The U.S.
Supreme Court ruled on March 24, 2015, that Trial Trademark and Appeal Board
(“TTAB”) decisions “can be weighty enough” to preclude a district court from
litigating the likelihood of confusion between trademarks in a subsequent
infringement suit. The decision in B&B Hardware, Inc. v Hargis Industries,
Inc. may not settle the nearly 20-year dispute between the owners of the
SEALTIGHT and SEALTITE marks; however, the ruling is likely to increase the
importance of TTAB proceedings. In certain circumstances, federal district
courts may be bound by TTAB determinations that trademarks are confusingly
similar under the doctrine of issue preclusion.

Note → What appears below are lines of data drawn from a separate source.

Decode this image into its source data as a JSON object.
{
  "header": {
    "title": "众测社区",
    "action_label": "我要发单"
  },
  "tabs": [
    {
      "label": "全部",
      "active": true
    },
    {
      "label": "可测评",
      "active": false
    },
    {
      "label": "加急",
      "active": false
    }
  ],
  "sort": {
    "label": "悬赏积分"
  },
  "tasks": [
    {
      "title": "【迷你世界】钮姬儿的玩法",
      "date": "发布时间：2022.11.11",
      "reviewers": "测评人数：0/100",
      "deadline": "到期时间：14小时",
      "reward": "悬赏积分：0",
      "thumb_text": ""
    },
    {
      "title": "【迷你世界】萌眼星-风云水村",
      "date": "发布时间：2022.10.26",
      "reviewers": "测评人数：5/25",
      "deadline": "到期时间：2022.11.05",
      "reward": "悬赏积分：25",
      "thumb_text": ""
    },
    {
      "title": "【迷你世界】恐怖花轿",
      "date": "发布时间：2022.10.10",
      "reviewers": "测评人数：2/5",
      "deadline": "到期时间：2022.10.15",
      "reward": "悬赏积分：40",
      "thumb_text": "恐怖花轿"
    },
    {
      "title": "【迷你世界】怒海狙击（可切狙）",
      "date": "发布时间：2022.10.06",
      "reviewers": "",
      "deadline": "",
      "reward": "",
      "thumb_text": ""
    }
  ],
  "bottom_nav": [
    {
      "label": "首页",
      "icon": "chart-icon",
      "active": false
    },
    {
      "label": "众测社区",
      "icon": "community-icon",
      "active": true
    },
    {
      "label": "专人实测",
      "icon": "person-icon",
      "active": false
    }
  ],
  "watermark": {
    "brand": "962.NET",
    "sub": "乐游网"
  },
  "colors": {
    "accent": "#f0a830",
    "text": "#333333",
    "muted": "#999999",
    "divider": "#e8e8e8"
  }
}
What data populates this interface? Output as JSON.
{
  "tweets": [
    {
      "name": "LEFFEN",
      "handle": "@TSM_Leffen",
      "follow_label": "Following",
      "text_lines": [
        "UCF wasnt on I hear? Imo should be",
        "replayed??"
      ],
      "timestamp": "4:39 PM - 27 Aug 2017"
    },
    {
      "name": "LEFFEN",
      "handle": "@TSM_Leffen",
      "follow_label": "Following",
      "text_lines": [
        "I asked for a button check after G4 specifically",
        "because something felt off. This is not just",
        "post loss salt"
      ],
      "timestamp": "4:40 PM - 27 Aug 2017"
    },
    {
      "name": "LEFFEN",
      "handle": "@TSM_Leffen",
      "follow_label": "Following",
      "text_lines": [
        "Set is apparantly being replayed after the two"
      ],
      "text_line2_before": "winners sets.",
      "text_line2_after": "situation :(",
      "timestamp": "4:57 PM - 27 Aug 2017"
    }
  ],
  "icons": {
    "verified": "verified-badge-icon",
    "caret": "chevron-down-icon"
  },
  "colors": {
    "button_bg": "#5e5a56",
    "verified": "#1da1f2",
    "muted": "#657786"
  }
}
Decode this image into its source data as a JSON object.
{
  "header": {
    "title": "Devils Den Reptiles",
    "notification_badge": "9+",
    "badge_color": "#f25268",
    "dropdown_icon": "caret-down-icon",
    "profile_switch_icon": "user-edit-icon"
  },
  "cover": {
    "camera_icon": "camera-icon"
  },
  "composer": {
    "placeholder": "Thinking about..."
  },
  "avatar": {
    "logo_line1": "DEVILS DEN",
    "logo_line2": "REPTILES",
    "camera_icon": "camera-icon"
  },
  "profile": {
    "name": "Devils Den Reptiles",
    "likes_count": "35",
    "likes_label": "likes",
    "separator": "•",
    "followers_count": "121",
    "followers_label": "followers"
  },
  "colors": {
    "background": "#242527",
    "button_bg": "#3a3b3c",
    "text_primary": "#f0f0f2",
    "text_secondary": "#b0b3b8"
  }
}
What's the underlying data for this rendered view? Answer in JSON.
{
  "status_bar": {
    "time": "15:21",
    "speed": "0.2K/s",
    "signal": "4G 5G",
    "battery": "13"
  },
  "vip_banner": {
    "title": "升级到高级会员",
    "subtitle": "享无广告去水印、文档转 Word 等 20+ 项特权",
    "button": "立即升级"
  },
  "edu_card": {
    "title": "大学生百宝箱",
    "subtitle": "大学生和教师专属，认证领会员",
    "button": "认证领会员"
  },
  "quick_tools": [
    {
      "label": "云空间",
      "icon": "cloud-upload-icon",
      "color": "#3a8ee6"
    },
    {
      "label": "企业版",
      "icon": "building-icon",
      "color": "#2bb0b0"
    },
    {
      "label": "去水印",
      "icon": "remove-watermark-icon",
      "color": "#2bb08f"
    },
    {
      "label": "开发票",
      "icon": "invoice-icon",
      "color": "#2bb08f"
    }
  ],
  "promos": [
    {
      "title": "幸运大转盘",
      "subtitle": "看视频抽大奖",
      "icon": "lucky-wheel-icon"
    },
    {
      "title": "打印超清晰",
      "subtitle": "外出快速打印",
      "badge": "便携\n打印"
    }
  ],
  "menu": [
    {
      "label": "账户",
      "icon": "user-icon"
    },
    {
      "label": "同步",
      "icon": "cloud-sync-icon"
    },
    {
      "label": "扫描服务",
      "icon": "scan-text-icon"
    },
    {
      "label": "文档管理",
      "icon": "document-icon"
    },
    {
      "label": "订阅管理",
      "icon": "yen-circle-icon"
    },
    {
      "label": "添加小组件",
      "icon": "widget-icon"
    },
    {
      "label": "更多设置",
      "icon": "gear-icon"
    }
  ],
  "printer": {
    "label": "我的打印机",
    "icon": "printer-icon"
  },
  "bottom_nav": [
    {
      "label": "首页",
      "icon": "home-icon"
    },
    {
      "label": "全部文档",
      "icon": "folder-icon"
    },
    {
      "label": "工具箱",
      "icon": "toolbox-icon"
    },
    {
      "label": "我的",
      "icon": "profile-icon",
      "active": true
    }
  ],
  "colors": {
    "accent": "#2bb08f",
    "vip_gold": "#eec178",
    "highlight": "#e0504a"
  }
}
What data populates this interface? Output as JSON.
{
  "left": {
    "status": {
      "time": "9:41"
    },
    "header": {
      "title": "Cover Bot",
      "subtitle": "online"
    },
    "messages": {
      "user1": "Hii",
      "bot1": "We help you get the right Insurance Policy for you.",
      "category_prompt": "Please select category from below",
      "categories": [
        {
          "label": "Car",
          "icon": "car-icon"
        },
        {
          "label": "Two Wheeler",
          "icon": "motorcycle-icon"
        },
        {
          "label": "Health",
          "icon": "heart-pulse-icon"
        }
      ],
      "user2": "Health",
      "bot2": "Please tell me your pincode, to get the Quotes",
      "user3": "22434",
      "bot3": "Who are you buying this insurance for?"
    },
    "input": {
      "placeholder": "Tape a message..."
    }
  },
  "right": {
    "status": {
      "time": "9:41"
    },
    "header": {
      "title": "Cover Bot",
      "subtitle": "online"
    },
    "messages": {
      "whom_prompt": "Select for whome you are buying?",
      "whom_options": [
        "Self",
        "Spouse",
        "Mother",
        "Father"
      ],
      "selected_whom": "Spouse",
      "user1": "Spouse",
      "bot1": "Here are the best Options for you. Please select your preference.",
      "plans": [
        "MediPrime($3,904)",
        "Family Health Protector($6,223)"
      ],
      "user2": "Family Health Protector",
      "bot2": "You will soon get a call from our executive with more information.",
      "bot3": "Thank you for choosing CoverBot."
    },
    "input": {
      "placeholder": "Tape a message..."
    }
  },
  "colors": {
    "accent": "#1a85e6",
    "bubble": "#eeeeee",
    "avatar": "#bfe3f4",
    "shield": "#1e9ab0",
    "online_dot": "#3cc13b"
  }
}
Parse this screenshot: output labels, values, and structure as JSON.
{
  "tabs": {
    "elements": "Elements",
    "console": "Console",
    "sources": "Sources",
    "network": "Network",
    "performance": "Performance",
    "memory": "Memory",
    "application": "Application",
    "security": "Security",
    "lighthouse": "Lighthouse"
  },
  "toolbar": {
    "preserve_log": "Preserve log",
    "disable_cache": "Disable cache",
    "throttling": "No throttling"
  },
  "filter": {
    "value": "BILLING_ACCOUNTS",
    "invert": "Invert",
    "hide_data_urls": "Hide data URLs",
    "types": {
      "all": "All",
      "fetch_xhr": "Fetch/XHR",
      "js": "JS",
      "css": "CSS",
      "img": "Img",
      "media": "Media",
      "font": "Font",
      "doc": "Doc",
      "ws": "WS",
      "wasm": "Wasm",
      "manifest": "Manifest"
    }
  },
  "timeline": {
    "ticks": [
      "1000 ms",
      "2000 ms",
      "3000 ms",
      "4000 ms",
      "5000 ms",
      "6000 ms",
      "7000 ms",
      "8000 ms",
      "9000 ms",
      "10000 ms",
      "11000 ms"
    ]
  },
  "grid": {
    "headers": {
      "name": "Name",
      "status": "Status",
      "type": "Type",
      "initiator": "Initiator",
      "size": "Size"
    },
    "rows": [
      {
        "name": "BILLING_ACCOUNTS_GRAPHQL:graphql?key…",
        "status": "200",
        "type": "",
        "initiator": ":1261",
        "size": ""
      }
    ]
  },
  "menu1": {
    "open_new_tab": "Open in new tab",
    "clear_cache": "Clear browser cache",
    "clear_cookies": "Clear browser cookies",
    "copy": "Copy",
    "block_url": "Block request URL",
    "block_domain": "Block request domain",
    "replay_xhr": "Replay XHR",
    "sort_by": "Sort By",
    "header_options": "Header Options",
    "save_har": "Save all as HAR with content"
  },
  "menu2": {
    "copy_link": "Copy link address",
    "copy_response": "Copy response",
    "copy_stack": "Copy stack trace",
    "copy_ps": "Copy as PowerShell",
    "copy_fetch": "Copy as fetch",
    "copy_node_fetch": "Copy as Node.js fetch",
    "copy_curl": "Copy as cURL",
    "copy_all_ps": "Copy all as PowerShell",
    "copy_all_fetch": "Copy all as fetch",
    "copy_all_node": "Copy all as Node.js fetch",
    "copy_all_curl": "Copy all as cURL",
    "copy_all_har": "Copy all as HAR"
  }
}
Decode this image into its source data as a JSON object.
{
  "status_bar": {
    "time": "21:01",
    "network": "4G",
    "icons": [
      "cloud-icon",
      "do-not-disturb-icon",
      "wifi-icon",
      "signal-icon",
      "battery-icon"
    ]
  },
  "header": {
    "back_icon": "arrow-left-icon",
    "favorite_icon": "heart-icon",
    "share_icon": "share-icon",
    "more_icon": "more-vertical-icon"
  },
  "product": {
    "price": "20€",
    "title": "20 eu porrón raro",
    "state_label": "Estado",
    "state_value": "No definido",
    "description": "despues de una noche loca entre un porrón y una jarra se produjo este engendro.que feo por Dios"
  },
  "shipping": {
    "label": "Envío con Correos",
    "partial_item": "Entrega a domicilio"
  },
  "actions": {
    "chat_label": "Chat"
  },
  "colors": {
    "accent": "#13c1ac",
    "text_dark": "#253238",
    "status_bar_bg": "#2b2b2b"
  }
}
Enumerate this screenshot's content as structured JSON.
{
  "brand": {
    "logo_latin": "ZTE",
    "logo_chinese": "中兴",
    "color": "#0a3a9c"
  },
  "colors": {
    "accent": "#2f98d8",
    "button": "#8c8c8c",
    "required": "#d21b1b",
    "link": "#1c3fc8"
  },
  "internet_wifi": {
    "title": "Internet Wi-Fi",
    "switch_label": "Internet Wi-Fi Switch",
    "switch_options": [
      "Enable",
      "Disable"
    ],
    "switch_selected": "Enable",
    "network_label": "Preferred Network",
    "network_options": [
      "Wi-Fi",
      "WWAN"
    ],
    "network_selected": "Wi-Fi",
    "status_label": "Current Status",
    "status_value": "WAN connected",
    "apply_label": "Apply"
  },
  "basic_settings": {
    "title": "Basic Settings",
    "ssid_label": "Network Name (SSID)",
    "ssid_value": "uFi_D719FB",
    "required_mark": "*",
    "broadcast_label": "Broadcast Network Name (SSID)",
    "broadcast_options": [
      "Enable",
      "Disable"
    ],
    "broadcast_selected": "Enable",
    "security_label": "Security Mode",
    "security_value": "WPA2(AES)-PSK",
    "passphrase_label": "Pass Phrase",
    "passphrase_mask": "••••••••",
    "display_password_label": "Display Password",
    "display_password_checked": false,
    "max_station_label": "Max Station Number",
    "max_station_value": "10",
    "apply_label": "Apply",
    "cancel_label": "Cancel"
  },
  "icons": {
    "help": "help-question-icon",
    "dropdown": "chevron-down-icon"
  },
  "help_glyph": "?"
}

Issue preclusion prevents the
same issues from being litigated more than once, saving time and
resources.
As the Court
explained, “[t]he full story [of the parties’ dispute] could fill a long,
unhappy book.” By 2003, the year B&B
filed its opposition with the TTAB to stop Hargis from obtaining a federal
trademark registration for a SEALTITE mark, the parties had been litigating
trademark infringement claims for eight years.
B&B, the owner of a federal registration for SEALTIGHT for metal
fasteners used in the aerospace industry, asserted that Hargis’ SEALTITE mark
for fasteners used in building construction created a likelihood of confusion.
B&B won
the TTAB opposition proceeding, and Hargis was denied federal registration of
the SEALTITE mark. The TTAB determined that the SEALTITE mark was likely to
cause confusion with the prior-registered SEALTIGHT mark. The TTAB made the
determination based on a multi-factor likelihood of confusion analysis that
examines the similarity of the marks, the goods, the customers and the trade
channels, among other considerations.
In this case,
the TTAB only decided the narrow issue of the right to own a federal trademark
registration. In contrast to a federal court, the TTAB cannot order a party to
stop using a mark. Following its loss at
the TTAB, Hargis continued use of its SEALTITE mark. In subsequent infringement
proceedings, B&B argued that the TTAB’s finding of a likelihood of
confusion between the parties’ marks should stand, and that Hargis should not
be able to re-litigate the issue. Both the district court and the Eighth
Circuit rejected B&B’s argument and found that issue preclusion did not
apply.
The Supreme
Court reversed the Eighth Circuit and held that “[s]o long as the other
ordinary elements of issue preclusion are met, when the usages adjudicated by
the TTAB are materially the same as those before the district court, issue
preclusion should apply.” The Court gave several reasons for this decision,
including its observation that “the same likelihood-of-confusion standard
applies to both registration and infringement.”
The case is
now remanded to the lower court to determine if issue preclusion should apply
on these specific facts, and thus the fight over the SEALTIGHT and SEALTITEmarks is likely to continue. The Court also explained that “for a great many
registration decisions [from the TTAB] issue preclusion obviously will not
apply because the ordinary elements will not be met.”
For example,
the Court recognized the ordinary elements will not be met when the owner of a
mark uses its mark in ways that are materially different from the trademark
uses disclosed in a trademark application for registration. The TTAB decision
will not have a preclusive effect “if the TTAB does not consider the
marketplace usage of the parties’ marks[.]”
The impact of
B&B Hardware on brand owners may be minimal. TTAB proceedings are routinely
suspended for federal litigation involving the same parties and the same marks;
however, parties that participate in a
TTAB case will need to carefully evaluate the potential for issue
preclusion in a subsequent action. Indeed, as the Court explained, “[w]hen
registration is opposed, there is a good reason to think that both sides will
take the matter seriously.”
For trademark
owners that disagree with a TTAB decision, they can pursue a de novo review of
the TTAB decision before either the Federal Circuit or a U.S. District Court.
Otherwise, there is a possibility that issue preclusion may impact subsequent
infringement litigation involving the same marks.